Vertical asymptotes at $x = - 1$, $x = 0$ and $x = 1$ and horizontal asymptote at $y = - 1$.

#### Explanation:

We have vertical asymptotes for $f \left(x\right)$ at $x = a$, when ${\lim}_{x \to a} f \left(x\right) = \pm \infty$. If $f \left(x\right)$ is an algebraic function, which happens for values of $x$, for which denominator is $0$.

Here in denominator, we have ${x}^{2} - {x}^{4} = {x}^{2} \left(1 - {x}^{2}\right)$ and this is equal to zero when $x = 0 , 1$ or $- 1$.

Hence, we have vertical asymptotes at $x = - 1$, $x = 0$ and $x = 1$.

We have horizontal asymptote when ${\lim}_{x \to \pm \infty} f \left(x\right) = k$, a constant. This hapens in algebraic functions, when degree of numerator is equal to that of denominator, which is the case here.

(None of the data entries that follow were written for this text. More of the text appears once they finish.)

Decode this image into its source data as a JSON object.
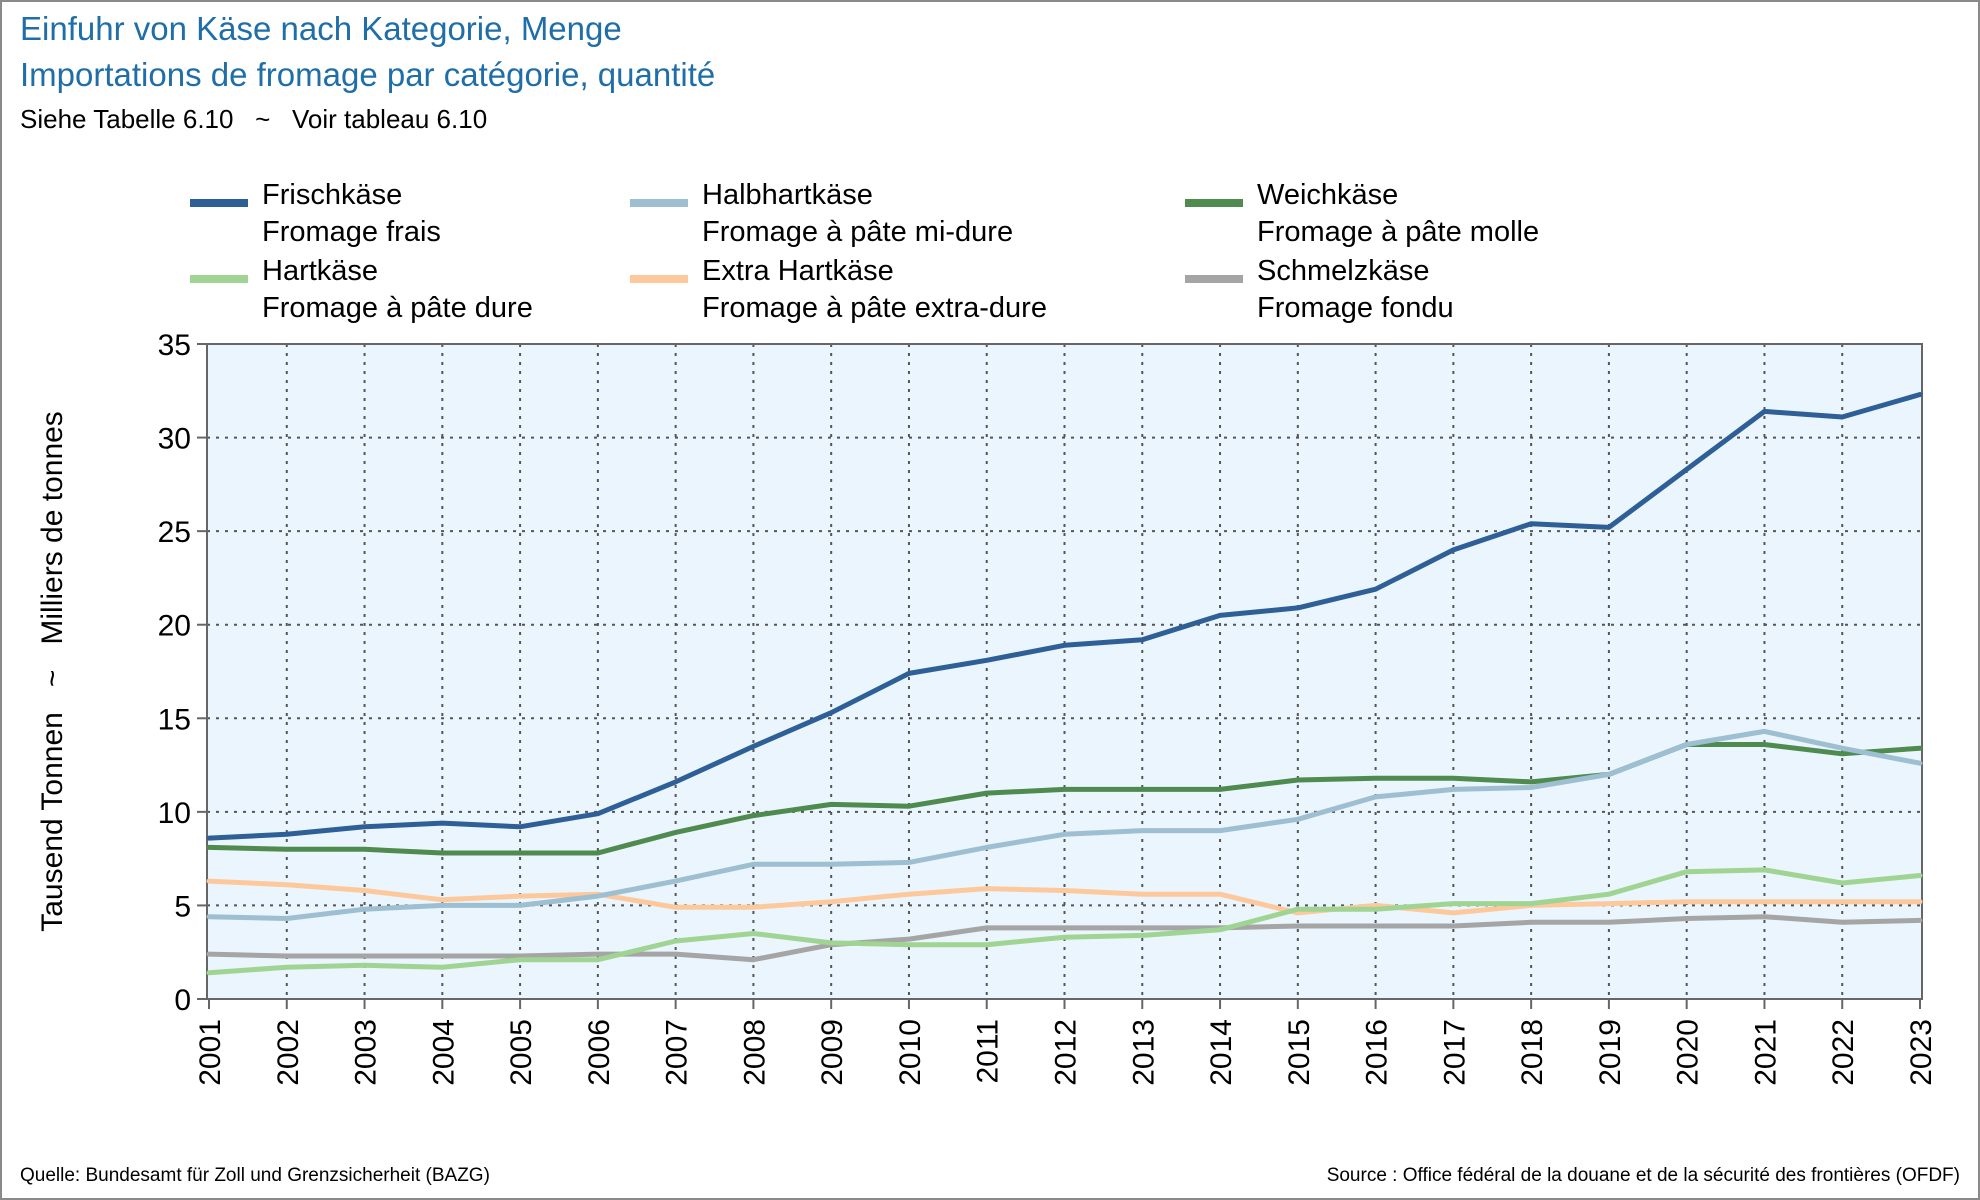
{
  "header": {
    "title_de": "Einfuhr von Käse nach Kategorie, Menge",
    "title_fr": "Importations de fromage par catégorie, quantité",
    "subtitle": "Siehe Tabelle 6.10   ~   Voir tableau 6.10"
  },
  "footer": {
    "source_de": "Quelle: Bundesamt für Zoll und Grenzsicherheit (BAZG)",
    "source_fr": "Source : Office fédéral de la douane et de la sécurité des frontières (OFDF)"
  },
  "colors": {
    "plot_background": "#eaf5fd",
    "grid": "#555555",
    "axis": "#666666"
  },
  "chart_data": {
    "type": "line",
    "ylabel": "Tausend Tonnen   ~   Milliers de tonnes",
    "ylim": [
      0,
      35
    ],
    "yticks": [
      "0",
      "5",
      "10",
      "15",
      "20",
      "25",
      "30",
      "35"
    ],
    "grid": true,
    "legend_placement": "top",
    "x": [
      "2001",
      "2002",
      "2003",
      "2004",
      "2005",
      "2006",
      "2007",
      "2008",
      "2009",
      "2010",
      "2011",
      "2012",
      "2013",
      "2014",
      "2015",
      "2016",
      "2017",
      "2018",
      "2019",
      "2020",
      "2021",
      "2022",
      "2023"
    ],
    "series": [
      {
        "name": "Frischkäse",
        "name_fr": "Fromage frais",
        "color": "#2e5f96",
        "values": [
          8.6,
          8.8,
          9.2,
          9.4,
          9.2,
          9.9,
          11.6,
          13.5,
          15.3,
          17.4,
          18.1,
          18.9,
          19.2,
          20.5,
          20.9,
          21.9,
          24.0,
          25.4,
          25.2,
          28.3,
          31.4,
          31.1,
          32.3
        ]
      },
      {
        "name": "Halbhartkäse",
        "name_fr": "Fromage à pâte mi-dure",
        "color": "#9dbfd1",
        "values": [
          4.4,
          4.3,
          4.8,
          5.0,
          5.0,
          5.5,
          6.3,
          7.2,
          7.2,
          7.3,
          8.1,
          8.8,
          9.0,
          9.0,
          9.6,
          10.8,
          11.2,
          11.3,
          12.0,
          13.6,
          14.3,
          13.4,
          12.6
        ]
      },
      {
        "name": "Weichkäse",
        "name_fr": "Fromage à pâte molle",
        "color": "#4f8a4f",
        "values": [
          8.1,
          8.0,
          8.0,
          7.8,
          7.8,
          7.8,
          8.9,
          9.8,
          10.4,
          10.3,
          11.0,
          11.2,
          11.2,
          11.2,
          11.7,
          11.8,
          11.8,
          11.6,
          12.0,
          13.6,
          13.6,
          13.1,
          13.4
        ]
      },
      {
        "name": "Hartkäse",
        "name_fr": "Fromage à pâte dure",
        "color": "#a0d493",
        "values": [
          1.4,
          1.7,
          1.8,
          1.7,
          2.1,
          2.1,
          3.1,
          3.5,
          3.0,
          2.9,
          2.9,
          3.3,
          3.4,
          3.7,
          4.8,
          4.8,
          5.1,
          5.1,
          5.6,
          6.8,
          6.9,
          6.2,
          6.6
        ]
      },
      {
        "name": "Extra Hartkäse",
        "name_fr": "Fromage à pâte extra-dure",
        "color": "#fdc99c",
        "values": [
          6.3,
          6.1,
          5.8,
          5.3,
          5.5,
          5.6,
          4.9,
          4.9,
          5.2,
          5.6,
          5.9,
          5.8,
          5.6,
          5.6,
          4.6,
          5.0,
          4.6,
          5.0,
          5.1,
          5.2,
          5.2,
          5.2,
          5.2
        ]
      },
      {
        "name": "Schmelzkäse",
        "name_fr": "Fromage fondu",
        "color": "#a5a5a5",
        "values": [
          2.4,
          2.3,
          2.3,
          2.3,
          2.3,
          2.4,
          2.4,
          2.1,
          2.9,
          3.2,
          3.8,
          3.8,
          3.8,
          3.8,
          3.9,
          3.9,
          3.9,
          4.1,
          4.1,
          4.3,
          4.4,
          4.1,
          4.2
        ]
      }
    ]
  }
}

Here ${\lim}_{x \to \pm \infty} \frac{4 + {x}^{4}}{{x}^{2} - {x}^{4}}$

= ${\lim}_{x \to \pm \infty} \frac{\frac{4}{x} ^ 4 + 1}{\frac{1}{x} ^ 2 - 1}$

= $\frac{1}{- 1} = - 1$

Hence we have a horizontal asymptote $y = - 1$

Slant asymptote is there when degree of numerator is just one more than that of denominator. Here we do not have a slant asymptote.

graph{(4+x^4)/(x^2-x^4) [-10, 10, -10, 25]}

As an example of slant asymptote consider $\frac{4 + {x}^{5}}{{x}^{2} - {x}^{4}}$

${\lim}_{x \to \pm \infty} \frac{4 + {x}^{5}}{{x}^{2} - {x}^{4}}$

= ${\lim}_{x \to \pm \infty} \frac{\frac{4}{x} ^ 4 + x}{\frac{1}{x} ^ 2 - 1}$

= $\frac{x}{- 1} = - x$ and slant asymptote is $y = - x$ or $x + y = 0$

graph{(4+x^5)/(x^2-x^4) [-10, 10, -10, 25]}

Graphs not drawn to scale.